Q: How do current clinical guidelines recommend managing abnormal uterine bleeding due to ovulatory dysfunction (AUB-O) in adolescents?
A: Managing abnormal uterine bleeding due to ovulatory dysfunction (AUB-O) in adolescents requires a patient-centered approach that considers the individual's age, severity of symptoms, and treatment goals. For adolescents with mild AUB-O and without significant anemia, reassurance and observation can be appropriate, particularly if the bleeding is self-limited. Combined oral contraceptives (COCs) are often the first-line pharmacologic therapy for managing AUB-O in adolescents who desire contraception or require more active bleeding control. Alternative hormonal options include the progestin-only pill, depot medroxyprogesterone acetate injection, or the levonorgestrel-releasing intrauterine system, each with its own benefits and risks. Nonsteroidal anti-inflammatory drugs (NSAIDs) can be considered for symptom management, particularly for adolescents with heavy menstrual bleeding. Iron supplementation should be addressed if anemia is present. Consider implementing a shared decision-making process with the adolescent and their family to tailor the management plan to their specific needs and preferences. Learn more about the potential benefits and risks of each treatment option for adolescent AUB-O.

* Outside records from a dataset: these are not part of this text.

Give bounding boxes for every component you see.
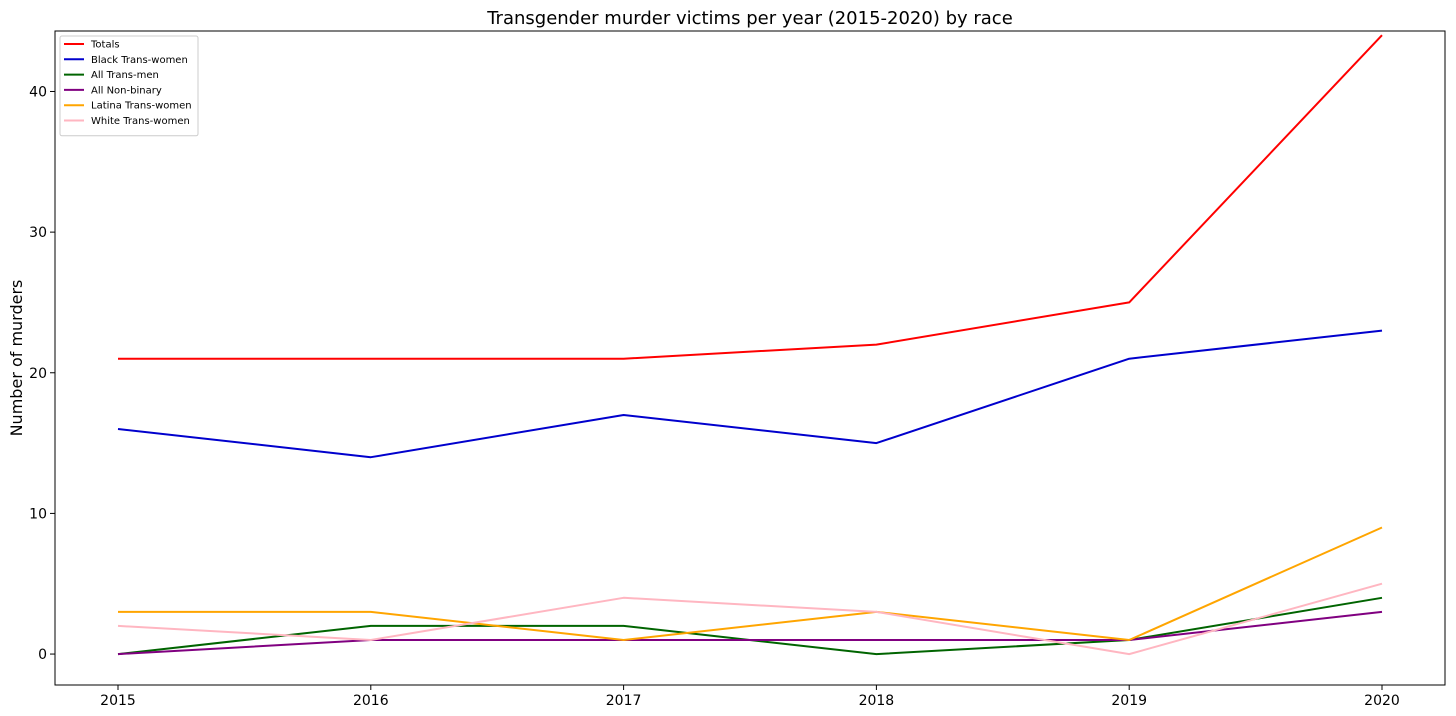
plot-frame	[54, 30, 1446, 686]
x-tick-label: 2017	[606, 693, 642, 709]
legend-label: Totals	[90, 40, 120, 51]
legend-label: All Non-binary	[91, 85, 162, 96]
legend: Totals Black Trans-women All Trans-men All …	[59, 35, 199, 137]
x-tick-label: 2019	[1111, 693, 1147, 709]
y-tick-label: 0	[38, 647, 47, 663]
legend-label: White Trans-women	[91, 116, 190, 127]
legend-label: All Trans-men	[91, 70, 159, 81]
x-tick-label: 2020	[1364, 693, 1400, 709]
series-line-latina-trans-women	[118, 526, 1383, 641]
y-tick-label: 40	[29, 84, 47, 100]
x-tick-label: 2018	[859, 693, 895, 709]
legend-label: Latina Trans-women	[91, 101, 192, 112]
y-axis-label: Number of murders	[7, 280, 26, 437]
legend-box	[59, 35, 199, 137]
chart-title: Transgender murder victims per year (201…	[486, 8, 1013, 29]
series-line-all-non-binary	[117, 610, 1383, 656]
legend-label: Black Trans-women	[91, 55, 188, 66]
y-tick-label: 10	[29, 506, 47, 522]
y-tick-label: 20	[29, 366, 47, 382]
series-line-white-trans-women	[117, 582, 1383, 656]
plot-area	[117, 34, 1383, 656]
y-tick-label: 30	[29, 225, 47, 241]
series-line-black-trans-women	[117, 329, 1383, 459]
series-line-totals	[118, 34, 1383, 360]
x-tick-label: 2016	[353, 693, 389, 709]
x-tick-label: 2015	[100, 693, 136, 709]
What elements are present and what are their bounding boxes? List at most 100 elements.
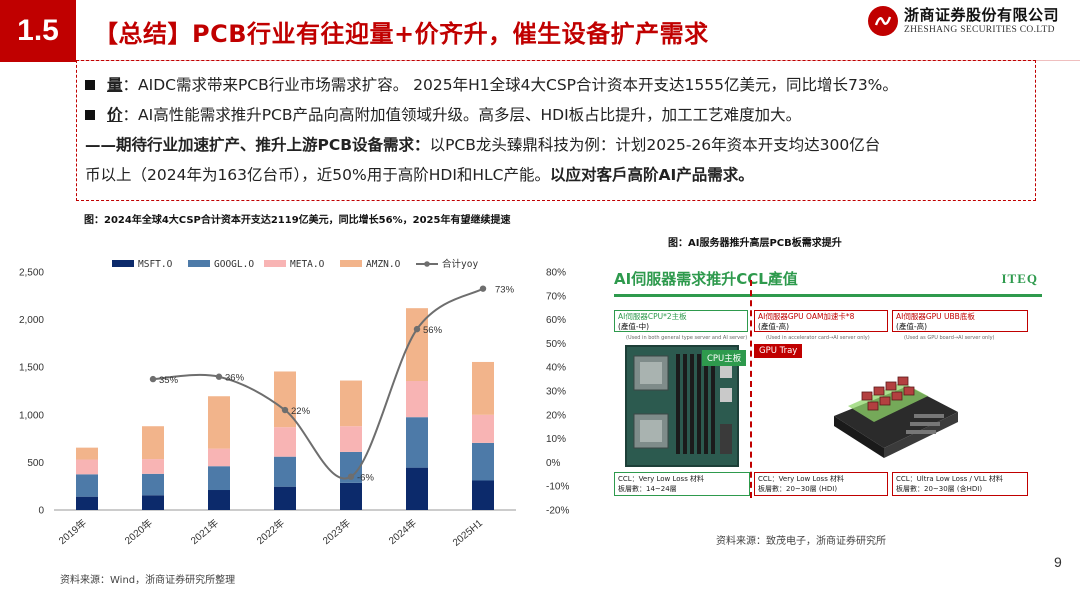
summary-keyword-price: 价: [107, 106, 123, 124]
gpu-ubb-ccl: CCL：Ultra Low Loss / VLL 材料: [896, 475, 1003, 483]
yoy-point: [149, 375, 157, 383]
legend-swatch-amzn: [340, 260, 362, 267]
yoy-point: [347, 473, 355, 480]
y-right-tick-label: -10%: [546, 482, 569, 493]
legend-label: MSFT.O: [138, 259, 173, 270]
bar-segment-amzn: [76, 447, 98, 460]
y-right-tick-label: 80%: [546, 268, 566, 279]
bar-segment-meta: [142, 459, 164, 474]
yoy-line: [152, 287, 484, 480]
x-tick-label: 2019年: [56, 516, 89, 547]
bullet-square-icon: [85, 110, 95, 120]
bar-segment-googl: [274, 456, 296, 487]
legend-marker-yoy: [424, 261, 430, 267]
bar-segment-msft: [472, 480, 494, 510]
bar-segment-googl: [208, 466, 230, 491]
summary-line-outlook: ——期待行业加速扩产、推升上游PCB设备需求：以PCB龙头臻鼎科技为例：计划20…: [85, 130, 1027, 160]
zheshang-logo-icon: [868, 6, 898, 36]
y-right-tick-label: 20%: [546, 410, 566, 421]
bar-segment-msft: [142, 495, 164, 510]
yoy-point: [413, 325, 421, 333]
left-figure-caption: 图：2024年全球4大CSP合计资本开支达2119亿美元，同比增长56%，202…: [84, 215, 511, 226]
x-tick-label: 2024年: [386, 516, 419, 547]
summary-outlook-heading: ——期待行业加速扩产、推升上游PCB设备需求：: [85, 136, 430, 154]
cpu-board-note: (Used in both general type server and AI…: [626, 335, 748, 341]
yoy-point: [281, 406, 289, 414]
summary-text-volume: ：AIDC需求带来PCB行业市场需求扩容。 2025年H1全球4大CSP合计资本…: [122, 76, 898, 94]
panel-rule: [614, 294, 1042, 297]
page-title: 【总结】PCB行业有往迎量+价齐升，催生设备扩产需求: [94, 20, 709, 48]
summary-outlook-text: 以PCB龙头臻鼎科技为例：计划2025-26年资本开支均达300亿台: [429, 136, 881, 154]
y-left-tick-label: 1,500: [19, 363, 44, 374]
legend-swatch-googl: [188, 260, 210, 267]
y-left-tick-label: 2,500: [19, 268, 44, 279]
cpu-board-tag: CPU主板: [702, 350, 747, 366]
gpu-ubb-title: AI伺服器GPU UBB底板: [896, 312, 975, 321]
right-figure-source: 资料来源：致茂电子，浙商证券研究所: [716, 536, 886, 547]
gpu-ubb-layers: 板層數：20~30層 (含HDI): [896, 485, 983, 493]
bar-segment-amzn: [142, 426, 164, 460]
x-tick-label: 2022年: [254, 516, 287, 547]
bar-segment-googl: [406, 417, 428, 468]
gpu-oam-column: AI伺服器GPU OAM加速卡*8 (產值-高) (Used in accele…: [754, 310, 889, 496]
gpu-oam-ccl: CCL：Very Low Loss 材料: [758, 475, 845, 483]
legend-label: GOOGL.O: [214, 259, 254, 270]
legend-swatch-msft: [112, 260, 134, 267]
bar-segment-meta: [472, 414, 494, 443]
y-left-tick-label: 0: [38, 506, 44, 517]
y-left-tick-label: 2,000: [19, 315, 44, 326]
cpu-board-ccl: CCL：Very Low Loss 材料: [618, 475, 705, 483]
summary-line-outlook-cont: 币以上（2024年为163亿台币），近50%用于高阶HDI和HLC产能。以应对客…: [85, 160, 1027, 190]
bar-segment-msft: [340, 482, 362, 510]
gpu-ubb-header: AI伺服器GPU UBB底板 (產值-高): [892, 310, 1028, 332]
cpu-board-title: AI伺服器CPU*2主板: [618, 312, 687, 321]
summary-outlook-text-cont: 币以上（2024年为163亿台币），近50%用于高阶HDI和HLC产能。: [85, 166, 551, 184]
yoy-data-label: 56%: [423, 325, 443, 336]
summary-keyword-volume: 量: [107, 76, 123, 94]
bar-segment-amzn: [472, 361, 494, 415]
y-right-tick-label: 50%: [546, 339, 566, 350]
bar-segment-msft: [406, 467, 428, 510]
gpu-oam-value: (產值-高): [758, 321, 790, 331]
yoy-point: [479, 285, 487, 292]
left-figure-source: 资料来源：Wind，浙商证券研究所整理: [60, 575, 236, 586]
gpu-oam-title: AI伺服器GPU OAM加速卡*8: [758, 312, 855, 321]
ccl-value-panel: AI伺服器需求推升CCL產值 ITEQ AI伺服器CPU*2主板 (產值-中) …: [614, 266, 1042, 498]
bar-segment-meta: [340, 426, 362, 452]
summary-line-volume: 量：AIDC需求带来PCB行业市场需求扩容。 2025年H1全球4大CSP合计资…: [85, 70, 1027, 100]
gpu-ubb-footer: CCL：Ultra Low Loss / VLL 材料 板層數：20~30層 (…: [892, 472, 1028, 496]
cpu-board-footer: CCL：Very Low Loss 材料 板層數：14~24層: [614, 472, 750, 496]
gpu-oam-note: (Used in accelerator card→AI server only…: [766, 335, 870, 341]
gpu-tray-image: [834, 376, 958, 458]
summary-line-price: 价：AI高性能需求推升PCB产品向高附加值领域升级。高多层、HDI板占比提升，加…: [85, 100, 1027, 130]
cpu-board-column: AI伺服器CPU*2主板 (產值-中) (Used in both genera…: [614, 310, 750, 496]
cpu-board-header: AI伺服器CPU*2主板 (產值-中): [614, 310, 748, 332]
legend-label-yoy: 合计yoy: [442, 258, 478, 270]
bar-segment-googl: [472, 442, 494, 481]
x-tick-label: 2020年: [122, 516, 155, 547]
x-tick-label: 2025H1: [451, 518, 485, 549]
section-number-badge: 1.5: [0, 0, 76, 62]
gpu-oam-header: AI伺服器GPU OAM加速卡*8 (產值-高): [754, 310, 888, 332]
bar-segment-msft: [208, 490, 230, 510]
bar-segment-msft: [274, 486, 296, 510]
bullet-square-icon: [85, 80, 95, 90]
legend-label: META.O: [290, 259, 325, 270]
bar-segment-amzn: [208, 396, 230, 449]
y-right-tick-label: 40%: [546, 363, 566, 374]
bar-segment-msft: [76, 496, 98, 510]
y-right-tick-label: 10%: [546, 434, 566, 445]
x-tick-label: 2021年: [188, 516, 221, 547]
yoy-data-label: 35%: [159, 375, 179, 386]
x-tick-label: 2023年: [320, 516, 353, 547]
yoy-data-label: 22%: [291, 406, 311, 417]
iteq-logo: ITEQ: [1001, 271, 1038, 286]
cpu-board-layers: 板層數：14~24層: [618, 485, 677, 493]
summary-outlook-conclusion: 以应对客戶高阶AI产品需求。: [550, 166, 754, 184]
y-right-tick-label: -20%: [546, 506, 569, 517]
bar-segment-amzn: [340, 380, 362, 427]
gpu-tray-tag: GPU Tray: [754, 344, 803, 358]
bar-segment-googl: [142, 473, 164, 496]
cpu-motherboard-image: [625, 345, 739, 467]
legend-swatch-meta: [264, 260, 286, 267]
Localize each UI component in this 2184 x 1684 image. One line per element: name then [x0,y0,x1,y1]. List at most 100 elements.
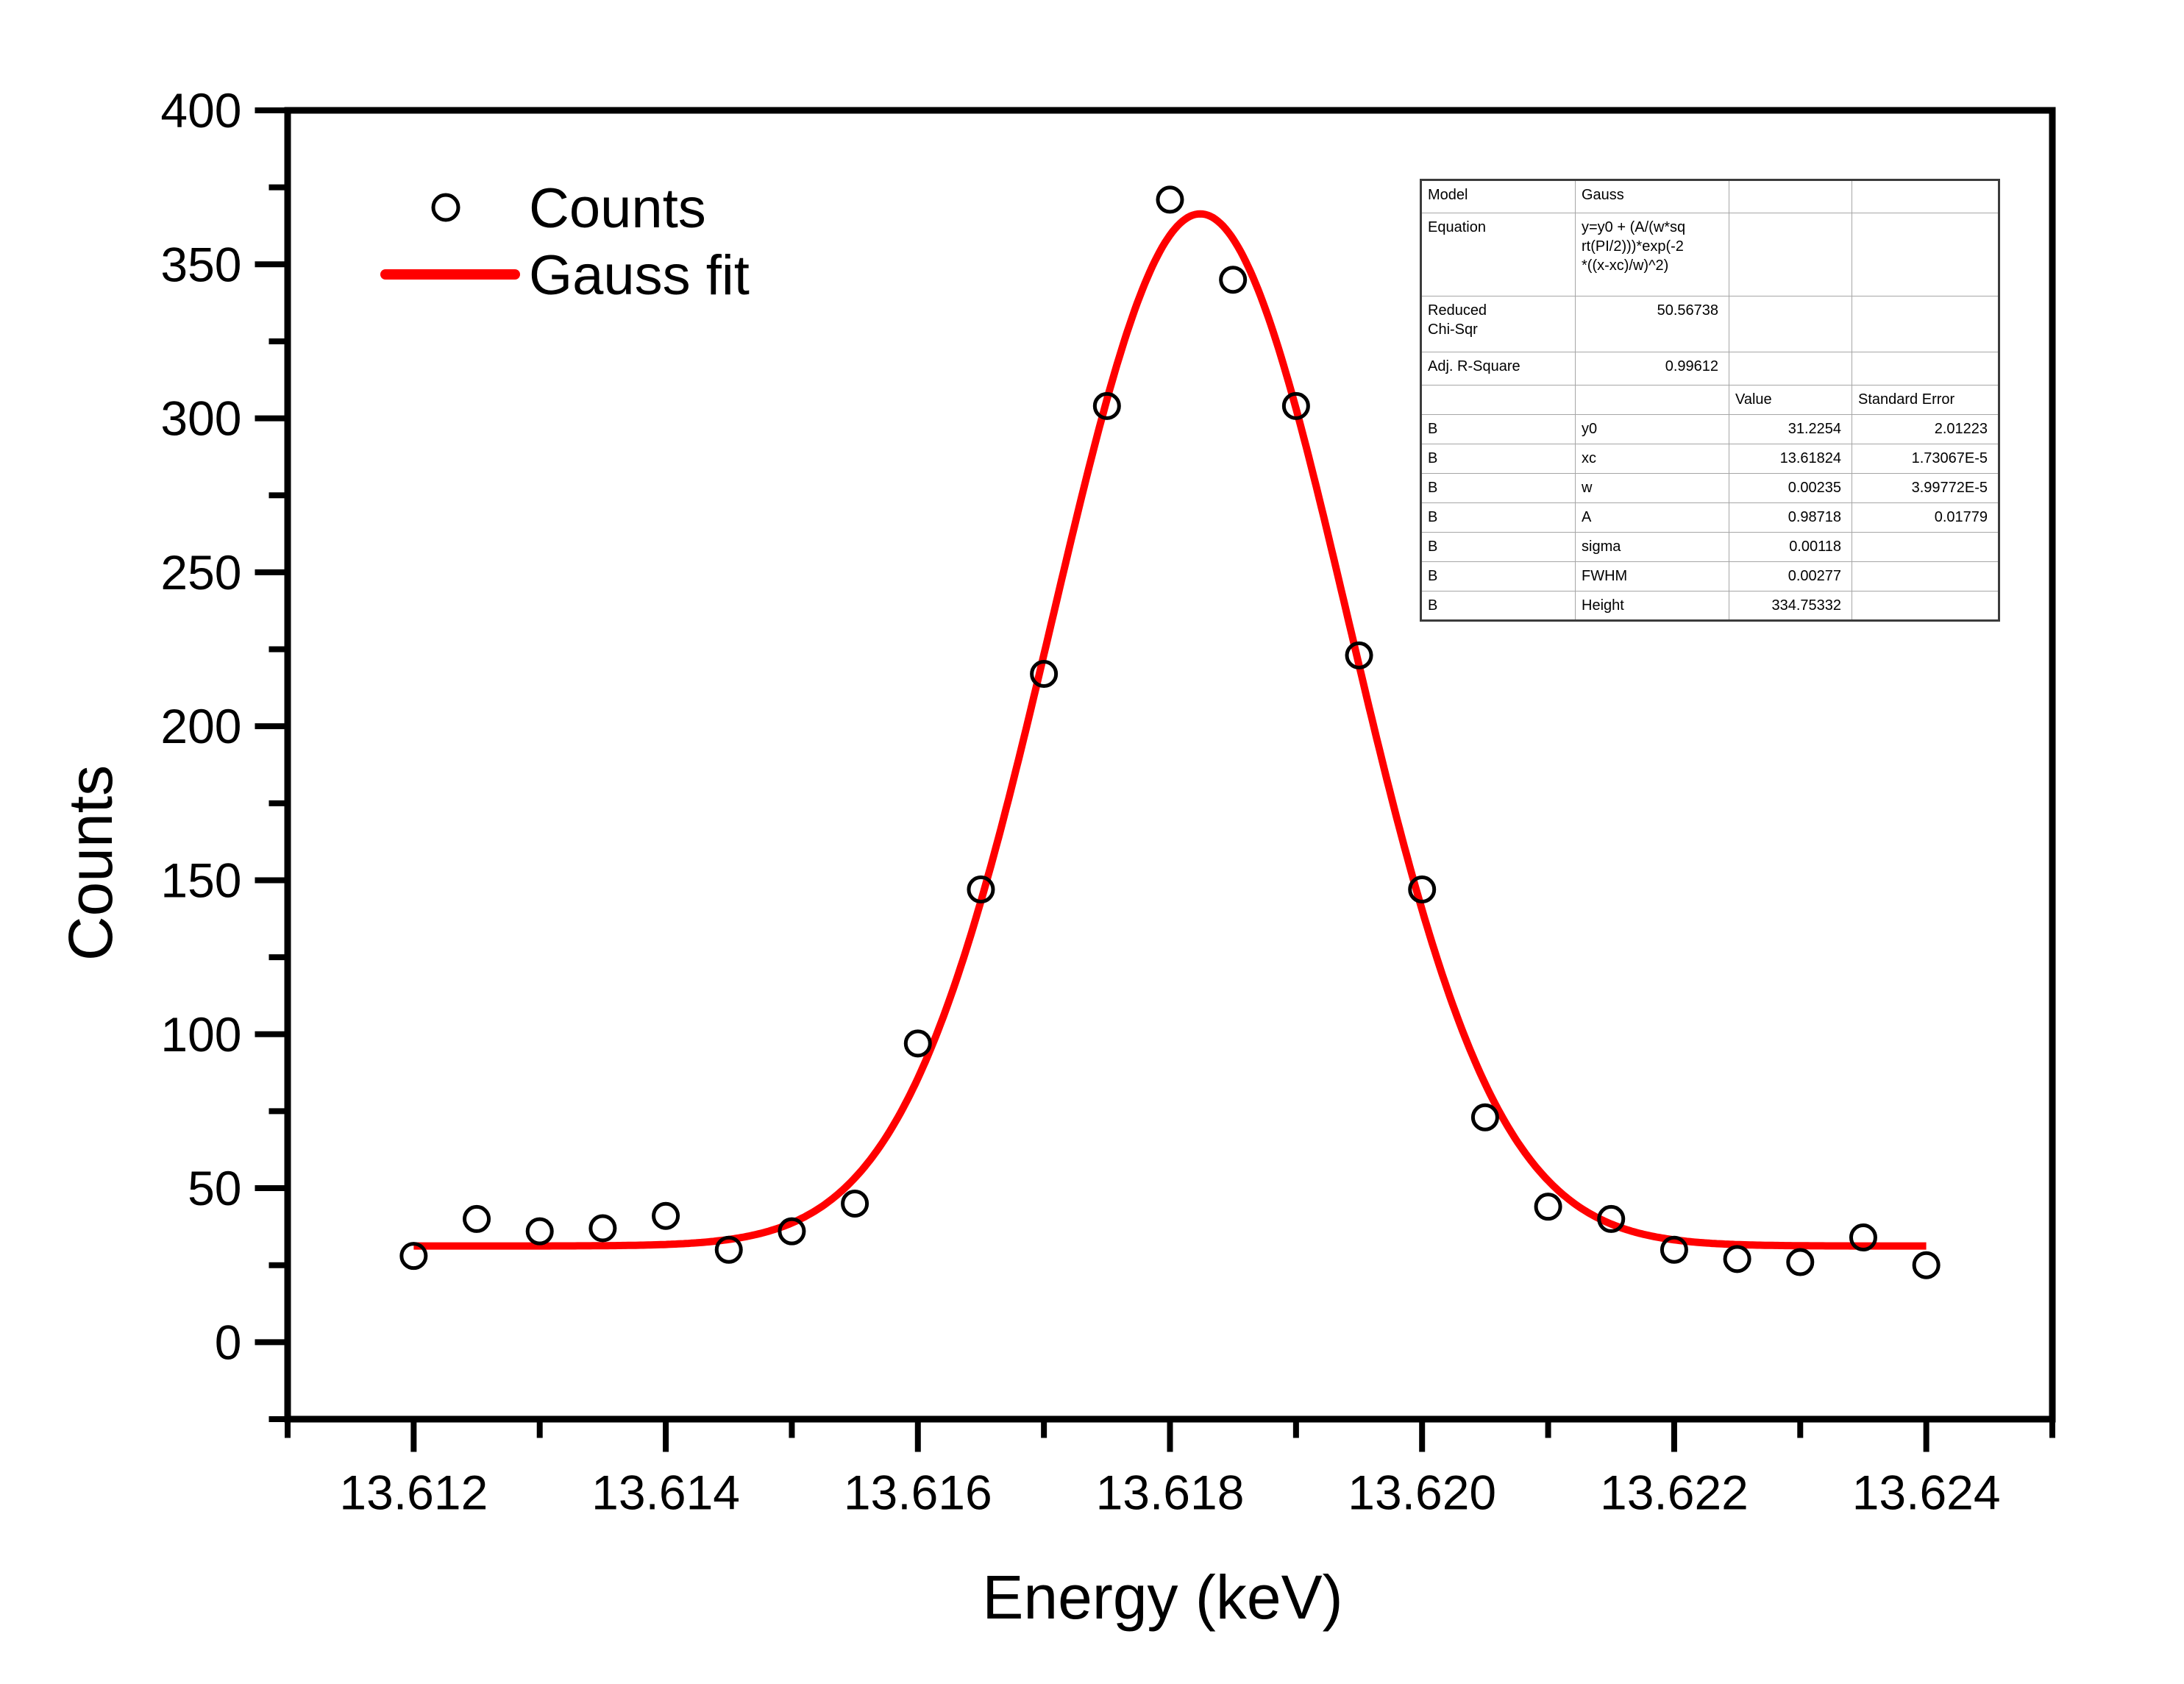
fit-table-cell: 50.56738 [1575,296,1729,352]
data-point [463,1204,491,1233]
fit-table-cell: Adj. R-Square [1420,352,1576,386]
data-point [1912,1251,1941,1279]
data-point [1723,1245,1751,1273]
fit-table-cell: 3.99772E-5 [1852,473,1999,503]
legend-counts-marker-icon [431,193,460,222]
data-point [1156,185,1184,214]
y-tick-label: 350 [160,237,241,291]
y-tick-label: 100 [160,1007,241,1062]
fit-table-cell: 0.00118 [1729,532,1852,562]
fit-table-cell: 2.01223 [1852,414,1999,444]
fit-table-cell: B [1420,532,1576,562]
fit-table-cell [1852,352,1999,386]
fit-table-cell: y=y0 + (A/(w*sq rt(PI/2)))*exp(-2 *((x-xc)… [1575,213,1729,296]
fit-table-cell: Gauss [1575,180,1729,213]
data-point [525,1217,554,1246]
y-axis-title: Counts [56,765,125,961]
fit-table-row: Adj. R-Square 0.99612 [1420,352,1999,386]
fit-table-cell [1852,213,1999,296]
x-tick-label: 13.614 [591,1465,740,1520]
data-point [652,1201,680,1230]
fit-table-cell [1729,352,1852,386]
fit-table-cell: xc [1575,444,1729,474]
fit-table-cell: A [1575,502,1729,533]
fit-table-cell: Equation [1420,213,1576,296]
fit-table-cell [1852,591,1999,621]
fit-table-cell: Height [1575,591,1729,621]
y-tick-label: 300 [160,391,241,446]
y-tick-label: 400 [160,83,241,138]
fit-table-cell: B [1420,444,1576,474]
data-point [1849,1223,1877,1252]
fit-table-cell [1729,180,1852,213]
fit-table-row: Value Standard Error [1420,385,1999,415]
fit-table-cell: w [1575,473,1729,503]
data-point [1660,1235,1688,1264]
legend-counts-label: Counts [529,177,706,240]
fit-table-cell: 0.01779 [1852,502,1999,533]
fit-table-cell: 31.2254 [1729,414,1852,444]
fit-table-cell: FWHM [1575,561,1729,591]
data-point [1219,266,1248,294]
fit-table-cell: sigma [1575,532,1729,562]
x-tick-label: 13.612 [339,1465,488,1520]
fit-table-cell [1852,561,1999,591]
data-point [1597,1204,1626,1233]
fit-table-cell [1420,385,1576,415]
data-point [1345,641,1373,669]
fit-table-cell [1729,213,1852,296]
x-tick-label: 13.622 [1600,1465,1749,1520]
fit-table-cell: B [1420,502,1576,533]
y-tick-label: 200 [160,699,241,753]
fit-table-cell: 0.99612 [1575,352,1729,386]
fit-table-cell: B [1420,591,1576,621]
legend-gaussfit-label: Gauss fit [529,244,750,307]
fit-table-row: Model Gauss [1420,180,1999,213]
data-point [1534,1193,1562,1221]
y-tick-label: 50 [188,1161,241,1215]
fit-table-cell: Model [1420,180,1576,213]
x-axis-title: Energy (keV) [982,1563,1342,1632]
fit-table-cell: Standard Error [1852,385,1999,415]
fit-table-cell: Reduced Chi-Sqr [1420,296,1576,352]
fit-table-cell: y0 [1575,414,1729,444]
data-point [1786,1248,1815,1276]
fit-table-row: Reduced Chi-Sqr 50.56738 [1420,296,1999,352]
fit-table-cell: B [1420,414,1576,444]
x-tick-label: 13.624 [1852,1465,2001,1520]
data-point [1408,875,1437,904]
fit-table-row: B FWHM 0.00277 [1420,561,1999,591]
fit-table-cell: Value [1729,385,1852,415]
fit-table-row: B A 0.98718 0.01779 [1420,502,1999,533]
fit-table-cell: B [1420,561,1576,591]
fit-table-row: B Height 334.75332 [1420,591,1999,621]
y-tick-label: 250 [160,545,241,600]
data-point [841,1189,869,1218]
fit-table-cell: 334.75332 [1729,591,1852,621]
data-point [1030,660,1059,689]
fit-table-cell: B [1420,473,1576,503]
data-point [399,1242,428,1271]
data-point [588,1214,617,1243]
fit-table-cell [1729,296,1852,352]
data-point [1470,1103,1499,1131]
gauss-fit-curve [412,210,1928,1250]
fit-table-cell [1852,180,1999,213]
fit-table-cell [1852,296,1999,352]
data-point [778,1217,806,1246]
data-point [714,1235,743,1264]
y-tick-label: 0 [215,1315,242,1369]
x-tick-label: 13.616 [844,1465,992,1520]
fit-table-cell: 0.00235 [1729,473,1852,503]
x-tick-label: 13.620 [1348,1465,1496,1520]
fit-table-cell: 0.98718 [1729,502,1852,533]
data-point [1092,391,1121,420]
x-tick-label: 13.618 [1096,1465,1245,1520]
data-point [903,1029,932,1058]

Patient presents with complaints consistent with abnormal uterine bleeding. The patient describes [frequency, duration, and flow of bleeding; e.g., prolonged menses lasting greater than seven days, heavy menstrual bleeding with clots, or frequent bleeding occurring less than 21 days apart]. Menstrual history includes menarche at age [age], cycle length typically [number] days, and flow usually described as [light, normal, or heavy]. The patient reports [presence or absence of associated symptoms; e.g., pelvic pain, cramping, fatigue, dizziness, or shortness of breath]. Relevant medical history includes [list relevant medical conditions such as fibroids, endometriosis, PCOS, bleeding disorders, or thyroid disorders]. Current medications include [list current medications including hormonal contraceptives, anticoagulants, or other relevant medications]. Physical examination reveals [relevant findings such as uterine size, tenderness, or adnexal masses]. Differential diagnosis includes menorrhagia, metrorrhagia, menometrorrhagia, dysfunctional uterine bleeding, and potential underlying structural or systemic causes. Assessment suggests abnormal uterine bleeding, likely secondary to [suspected cause if identifiable]. Plan includes [ordered laboratory tests such as CBC, coagulation studies, thyroid function tests, and hormonal panels; imaging studies such as pelvic ultrasound or transvaginal ultrasound; and planned treatment such as hormonal therapy, nonsteroidal anti-inflammatory drugs NSAIDs, or surgical interventions]. Patient education provided regarding menstrual hygiene, management of symptoms, and potential complications. Follow-up scheduled in [timeframe] to reassess symptoms and discuss management plan. ICD-10 code [appropriate ICD-10 code such as N92.0, N92.1, or other appropriate code] is considered.